Calcium is responsible for providing structure to the skeletal system, plays a role in blood coagulation, and affects neuromuscular function. This effect of calcium on neuromuscular function is important at parturition and during the post parturient period. The main functions of calcium at the neuromuscular level include:
We all agree that lowered blood levels of calcium are unhealthy and may contribute to reproductive problems. So why not supplement that pregnant or lactating queen to ensure she gets all the calcium she needs? The answer lies in a complex feedback mechanism that is responsible for maintaining normal levels of blood calcium.
Three hormones are involved: parathyroid hormone, calcitonin, and cholicalciferol (vitamin D). Parathyroid hormone is the most important factor in maintaining normal calcium levels during pregnancy and lactation.
There are two pairs of parathyroid glands, located adjacent to the lobes of the thyroid gland in the neck. When the blood calcium level is low (hypocalcemia), parathyroid hormone is released. Parathyroid hormone elevates blood calcium by mobilizing calcium from the bone.
Eclampsia and dystocia may both be related to low levels of blood calcium, though the mechanisms of action are different. In cases of eclampsia, the reduced amount of blood calcium causes the nervous system to become progressively more excitable. This allows the nerve fibers to discharge spontaneously, resulting in nervousness, anxiety, uncoordination, and tetany.

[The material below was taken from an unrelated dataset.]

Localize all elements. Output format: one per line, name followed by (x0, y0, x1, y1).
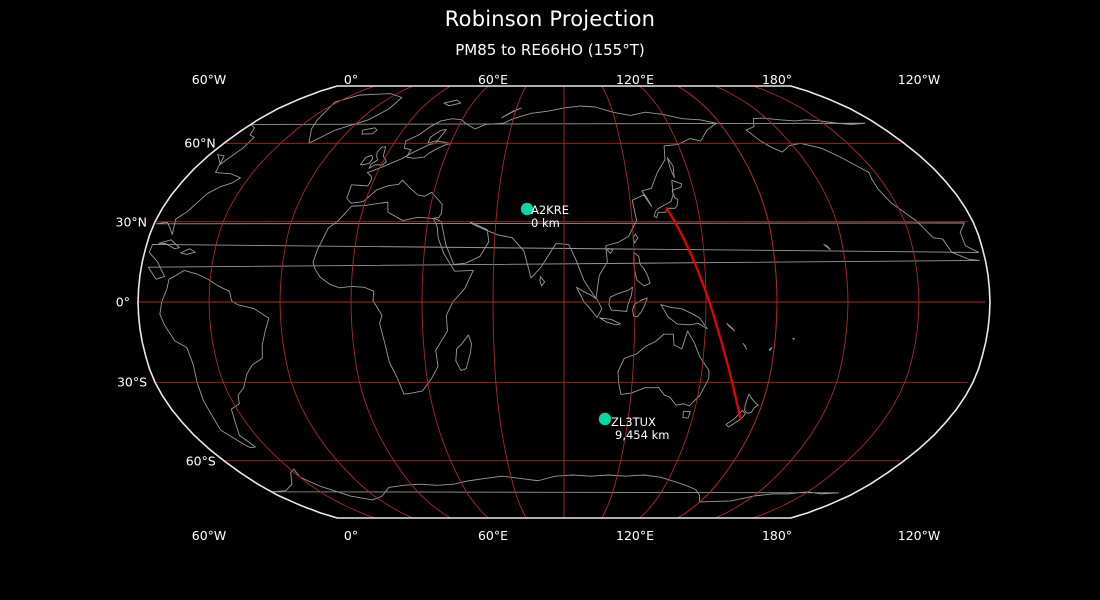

In certain dystocias, the absence of calcium may have a direct effect on the smooth muscle of the uterus. When calcium is not available to initiate muscle contractions, one type of primary uterine inertia may result.
Cut to the Chase
Diets that are too high in calcium result in higher blood calcium levels, so there is no need for the release of parathyroid hormone. As the pregnant queen is supplemented and maintains high calcium levels in her bloodstream, the parathyroid glands shut down. They are no longer able to respond to sudden declines in blood calcium levels.
At the time of parturition, blood calcium levels drop as the queen stops eating and begins producing milk. Since the parathyroid glands are no longer functional, the amount of calcium available for uterine contractions may be diminished, and primary uterine inertia can result.
During lactation, calcium demands are dramatically increased. Even if calcium is still supplemented in the diet, it may not be enough to balance the amount lost in the milk. The net result is lowered serum calcium, lack of parathyroid hormone, and possible eclampsia.
Calcium absorption and utilization also are affected by dietary concentrations of vitamin D and phosphorus. Commercial quality diets formulated for cats contain calcium, phosphorus, and vitamin D in the proper ratios. During the last one-third of pregnancy and throughout lactation and weaning, the best diet is a premium quality kitten food with no supplements.
Calcium supplementation: DON'T DO IT!